She said what? Farsi is UNLV’s ace in the hole


L.E. Baskow

UNLV volleyball asst. coach Marshallah Farokhmanesh talks strategy with players as they face New Mexico in the Cox Pavilion on Thursday, November 12, 2015. He is the one assisting the team in making their calls and communicating on court using Farsi.

Sun, Nov 22, 2015 (2 a.m.)

Most volleyball teams use hand signals to call plays. Players clandestinely tug their jerseys and turn their backs to hide their hands from opponents while communicating with teammates.

At UNLV, there’s no need. The Rebels call their plays in Farsi, the Persian language.

Farsi is the native tongue of fifth-year assistant coach Mashallah Farokhmanesh, who was born in Burojerd, Iran.

Farokhmanesh was captain of the Iranian national team before moving to America in 1977. When he began coaching, he knew right away that he could use his language to his team’s advantage.

“When I came to this country, I listened to other teams and I said, ‘Let’s call something that they won’t know what we are talking about,’ ” Farokhmanesh said. “Since it’s my own language, I thought we might as well call plays in Farsi.”

Farsi is the official language of only three countries — Iran, Afghanistan and Tajikistan — but roughly 45 million people speak it worldwide, including in Uzbekistan, Iraq and parts of Russia.

Farokhmanesh came to America to continue his education and earned a master’s degree in physical education at Western Illinois University and a doctorate at BYU.

He was hired as an assistant coach at Weber State in 1985 by his wife and current UNLV head coach Cindy Fredrick, who was head coach at Weber State. The two coached at Washington State for 15 seasons before landing at UNLV.

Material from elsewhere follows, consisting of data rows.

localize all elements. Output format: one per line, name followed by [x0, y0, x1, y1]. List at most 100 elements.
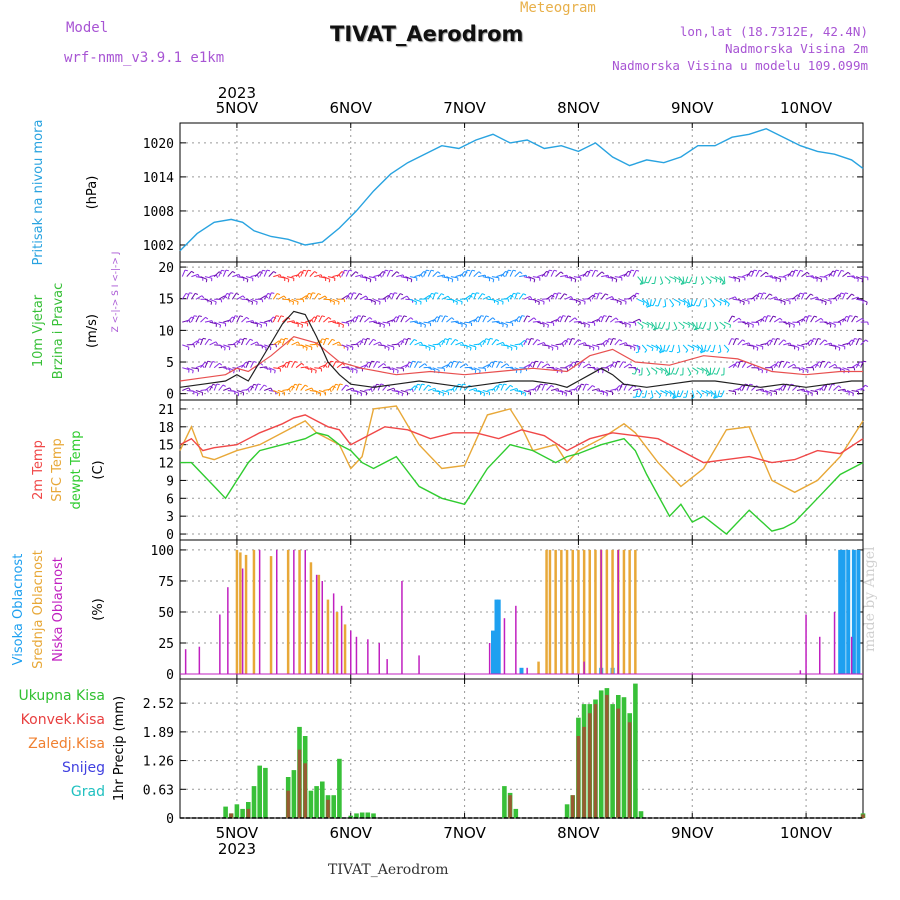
wind-barb: [628, 269, 632, 277]
precip-bar-0: [337, 758, 342, 818]
wind-barb-flag: [547, 363, 551, 367]
wind-barb: [509, 292, 514, 300]
wind-barb-flag: [233, 370, 235, 374]
wind-barb-flag: [766, 370, 768, 374]
wind-barb-flag: [188, 319, 191, 324]
wind-barb: [241, 316, 247, 323]
wind-barb: [323, 361, 329, 369]
wind-barb: [468, 269, 473, 277]
wind-barb-flag: [753, 269, 758, 272]
wind-barb-flag: [426, 269, 430, 272]
wind-barb: [823, 383, 828, 391]
wind-barb-flag: [719, 279, 722, 283]
ytick-label-wind: 10: [158, 324, 174, 339]
wind-barb-flag: [519, 271, 523, 275]
precip-bar-0: [234, 804, 240, 818]
wind-barb-flag: [271, 292, 275, 294]
wind-barb: [578, 342, 586, 346]
wind-barb: [519, 390, 526, 394]
wind-barb: [638, 390, 643, 398]
wind-barb: [477, 315, 482, 323]
wind-barb-flag: [370, 389, 373, 393]
wind-barb: [792, 344, 800, 349]
precip-legend-3: Snijeg: [62, 760, 105, 776]
wind-barb-flag: [629, 363, 633, 367]
cloud-bar-2: [332, 593, 335, 675]
cloud-bar-1: [286, 549, 290, 674]
wind-barb: [596, 316, 602, 323]
ytick-label-wind: 15: [158, 293, 174, 308]
wind-barb-flag: [353, 292, 357, 294]
wind-barb: [679, 390, 684, 398]
wind-barb: [450, 276, 458, 279]
wind-barb-flag: [864, 384, 869, 388]
wind-barb: [714, 298, 722, 304]
wind-barb-flag: [266, 269, 271, 272]
wind-barb-flag: [699, 349, 703, 353]
wind-barb-flag: [383, 324, 385, 328]
wind-barb: [523, 276, 531, 279]
wind-barb: [332, 383, 337, 391]
ylabel-wind-line1: 10m Vjetar: [31, 294, 46, 367]
wind-barb: [527, 317, 535, 323]
wind-barb-flag: [857, 296, 861, 300]
wind-barb-flag: [765, 271, 769, 275]
wind-barb: [532, 361, 536, 368]
wind-barb: [819, 339, 825, 346]
wind-barb: [805, 315, 810, 323]
wind-barb: [318, 315, 323, 323]
wind-barb: [537, 321, 545, 325]
wind-barb: [359, 390, 367, 393]
wind-barb-flag: [280, 315, 284, 318]
wind-barb: [500, 321, 508, 326]
wind-barb-flag: [589, 298, 592, 302]
cloud-bar-2: [583, 661, 585, 674]
ylabel-cloud-2: Niska Oblacnost: [51, 557, 66, 662]
wind-barb-flag: [393, 387, 396, 392]
wind-barb: [491, 276, 499, 279]
wind-barb-flag: [344, 269, 348, 272]
wind-barb: [304, 269, 309, 277]
wind-barb: [673, 298, 681, 304]
wind-barb: [659, 276, 664, 284]
wind-barb: [564, 296, 572, 300]
wind-barb-flag: [257, 383, 261, 386]
wind-barb-flag: [316, 315, 321, 317]
cloud-bar-2: [355, 636, 358, 674]
wind-barb: [555, 367, 563, 371]
wind-barb-flag: [529, 296, 533, 300]
wind-barb-flag: [786, 361, 791, 364]
wind-barb: [327, 298, 335, 303]
wind-barb: [832, 269, 837, 277]
wind-barb-flag: [247, 389, 250, 393]
wind-barb-flag: [224, 347, 226, 351]
wind-barb: [741, 361, 747, 368]
wind-barb: [824, 273, 831, 278]
ytick-label-clouds: 25: [158, 637, 174, 652]
wind-barb-flag: [638, 369, 641, 374]
wind-barb-flag: [641, 326, 644, 330]
wind-barb: [259, 269, 264, 277]
wind-barb: [473, 390, 481, 393]
wind-barb: [304, 293, 310, 300]
wind-barb-flag: [570, 296, 574, 300]
wind-barb: [837, 367, 845, 371]
wind-barb-flag: [702, 370, 704, 374]
wind-barb-flag: [523, 293, 527, 296]
wind-barb-flag: [225, 269, 230, 272]
wind-barb: [509, 344, 518, 348]
wind-barb: [591, 367, 599, 371]
wind-barb: [760, 271, 767, 277]
wind-barb: [327, 276, 335, 279]
wind-barb-flag: [333, 301, 335, 305]
wind-barb-flag: [862, 387, 865, 392]
wind-barb-flag: [592, 385, 596, 388]
wind-barb-flag: [297, 341, 301, 345]
wind-barb: [318, 295, 326, 300]
wind-barb: [705, 299, 708, 307]
wind-barb: [651, 367, 658, 373]
wind-barb: [587, 294, 594, 300]
wind-barb-flag: [342, 324, 344, 328]
wind-barb: [855, 317, 863, 323]
wind-barb-flag: [700, 282, 705, 286]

They have found success at every stop, winning a Big Sky Championship at Weber State, ending seven seasons with 20 or more wins at Washington State and breaking or tying 12 school records last year at UNLV.

Of course, winning doesn’t come solely from the play-calling trick, but it doesn’t hurt.

“Most teams show finger and hand signals, and they have to hide it from the other team,” Farokhmanesh said. “Sometimes, if you run the same set, they will know what you’re going to run, but when we call our set, no one knows what set we will run.”

The UNLV team uses 10 or so Farsi words for calling the sets, but Farokhmanesh says he has as many as 50 calls when players are more experienced.

“It all depends,” Farokhmanesh said. “Some of them get it very quickly, but some of them take two or three years to master. If you have a senior setter, then we use more, and with a freshman or sophomore, we use less.”

Sophomore Alexis Patterson plays setter for the Rebels, and the novelty of calling plays in a foreign language played a role in her coming to Las Vegas.

“When I was a junior in high school and I committed to UNLV, that was one of the selling points,” said Patterson, who played for Northwest Christian High School in Phoenix. “They told me they have their own little twist on things where they call their plays in Farsi, and I thought that was really cool.”

Patterson leads the team with 925 assists on the season. She already is top five in UNLV history, with 2,096 career assists and has two remaining years of eligibility.

She confidently calls out the sets for her team to run, but it wasn’t always so easy.

“I didn’t actually get the sheet with all of the plays on it until I got on campus the summer of my freshman year, and I remember the very first time I was in the moment,” Patterson said. “During summer camp, my team and I got on the court and I barely knew anyone, and they all started shouting Farsi at me. I was so overwhelmed.”

After using simple numbers to call sets in high school, Patterson had to make every moment of her offseason count, knowing she would see significant court time as a true freshman.

“Farokh gave me a sheet and told me to get on it fast,” Patterson said. “I remember I would sit in my room at night and study it. After coming to practice during preseason, it finally just clicked, and now it’s kind of like a second language.”

It’s not an easy language to speak, especially for Americans who aren’t used to pronouncing the “Gh” and “Kh” sounds. But now that the Rebels have learned it, they hold an advantage over their competition.

“It actually adds another aspect to the game and makes it fun,” Patterson said, despite sometimes drawing strange looks from opposing players. “We can just yell out what we are running, and they have no idea what we are talking about.”